All of these Zinfandels hail from Sonoma County and, except for the Big River Zin, they contain other grapes -- Petite Sirah or Carignan, for example -- in addition to Zinfandel, as is common in vineyards dating back 100 years and more.  The wine I have chosen to feature is an exception.  Ravenswood Dickerson Vineyard Zinfandel is from a Napa Valley, from Zinfandel Lane specifically, and it is entirely Zinfandel.  The vineyard was planted from 1885 to 1920 and is dry-farmed.

The Dickerson Vineyard Zin has always been one of my very favorite Ravenswood Zinfandels because it is lean and sleek, a style that I favor.  On the nose the 2008 has delicate notes of raspberry and pure, concentrated blackberry fruit with accents of mint.  In your mouth, the wine is dry and fairly full-bodied (but moderate for Zinfandel) with depth of acidity and vivid flavors of mainly red fruits and fresh herbs. Its tannin is dry and firm but not aggressive and it does not overwhelm the wine’s fresh fruitiness. Concentrated fruity flavors endure in the finish, so fresh and vibrant.

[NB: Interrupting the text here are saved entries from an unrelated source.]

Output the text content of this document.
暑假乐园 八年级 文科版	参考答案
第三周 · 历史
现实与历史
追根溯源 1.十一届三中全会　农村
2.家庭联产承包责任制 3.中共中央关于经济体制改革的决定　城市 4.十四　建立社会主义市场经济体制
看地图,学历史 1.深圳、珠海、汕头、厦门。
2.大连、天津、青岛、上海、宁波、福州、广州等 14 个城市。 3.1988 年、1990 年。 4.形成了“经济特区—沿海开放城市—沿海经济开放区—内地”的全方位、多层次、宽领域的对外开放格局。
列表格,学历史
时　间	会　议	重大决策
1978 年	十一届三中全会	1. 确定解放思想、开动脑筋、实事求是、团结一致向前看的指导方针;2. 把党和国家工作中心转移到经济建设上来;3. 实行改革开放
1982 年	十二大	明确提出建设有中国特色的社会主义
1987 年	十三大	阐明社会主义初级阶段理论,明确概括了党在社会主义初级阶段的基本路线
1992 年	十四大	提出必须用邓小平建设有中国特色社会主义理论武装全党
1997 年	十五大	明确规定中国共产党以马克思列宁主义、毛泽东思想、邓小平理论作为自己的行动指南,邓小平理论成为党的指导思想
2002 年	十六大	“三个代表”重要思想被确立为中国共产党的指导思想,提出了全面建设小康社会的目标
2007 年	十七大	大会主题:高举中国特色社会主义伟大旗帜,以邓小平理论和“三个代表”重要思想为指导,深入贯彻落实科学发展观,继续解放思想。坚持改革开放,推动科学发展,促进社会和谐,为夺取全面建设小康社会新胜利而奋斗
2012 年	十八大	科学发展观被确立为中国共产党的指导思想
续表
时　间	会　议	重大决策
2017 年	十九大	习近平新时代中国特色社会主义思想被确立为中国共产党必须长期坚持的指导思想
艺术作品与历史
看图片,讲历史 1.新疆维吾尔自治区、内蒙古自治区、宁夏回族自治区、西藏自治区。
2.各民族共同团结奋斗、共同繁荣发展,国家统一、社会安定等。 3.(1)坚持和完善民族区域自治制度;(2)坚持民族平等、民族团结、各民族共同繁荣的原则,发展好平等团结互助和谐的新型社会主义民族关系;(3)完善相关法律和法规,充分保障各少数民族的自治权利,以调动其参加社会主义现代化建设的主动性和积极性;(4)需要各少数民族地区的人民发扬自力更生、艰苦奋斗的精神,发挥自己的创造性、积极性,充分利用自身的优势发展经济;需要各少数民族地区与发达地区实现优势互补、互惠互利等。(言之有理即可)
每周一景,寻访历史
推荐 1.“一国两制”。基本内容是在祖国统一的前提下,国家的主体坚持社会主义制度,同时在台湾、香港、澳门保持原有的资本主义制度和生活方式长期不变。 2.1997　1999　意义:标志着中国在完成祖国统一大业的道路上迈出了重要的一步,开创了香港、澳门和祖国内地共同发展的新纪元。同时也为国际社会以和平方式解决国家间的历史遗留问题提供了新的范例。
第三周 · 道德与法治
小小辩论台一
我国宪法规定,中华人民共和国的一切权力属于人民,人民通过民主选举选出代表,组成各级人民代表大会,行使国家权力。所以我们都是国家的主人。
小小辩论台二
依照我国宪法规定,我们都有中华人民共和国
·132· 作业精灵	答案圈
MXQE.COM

In presenting this wine recently, Joel Peterson commented that although it is entirely Zinfandel, Dickerson is an anomaly because the vineyard is infected with leafroll virus, which causes less photosynthesis and results in higher acid and leaner tannins (technically, less complex anthocyanins) in the wine.  The grapes are ripe enough to produce 14.8 percent alcohol in the finished wine, but the ripeness tastes different than it does in Zinfandels from elsewhere.  The wine has edges and angles -- facets, like a diamond -- and this structure highlights the fresh fruit flavors.

If you are a Zinfanatic, then you will most likely prefer the 2008 Old Hill, or Big River, or Teldeschi.  But if, like me, your taste in red wines runs to trim and delineated styles, then by all means try the Dickerson.  Maybe, like me, you don’t tend to reach for a Zin, and then maybe, like me, you’ll be very glad that you did.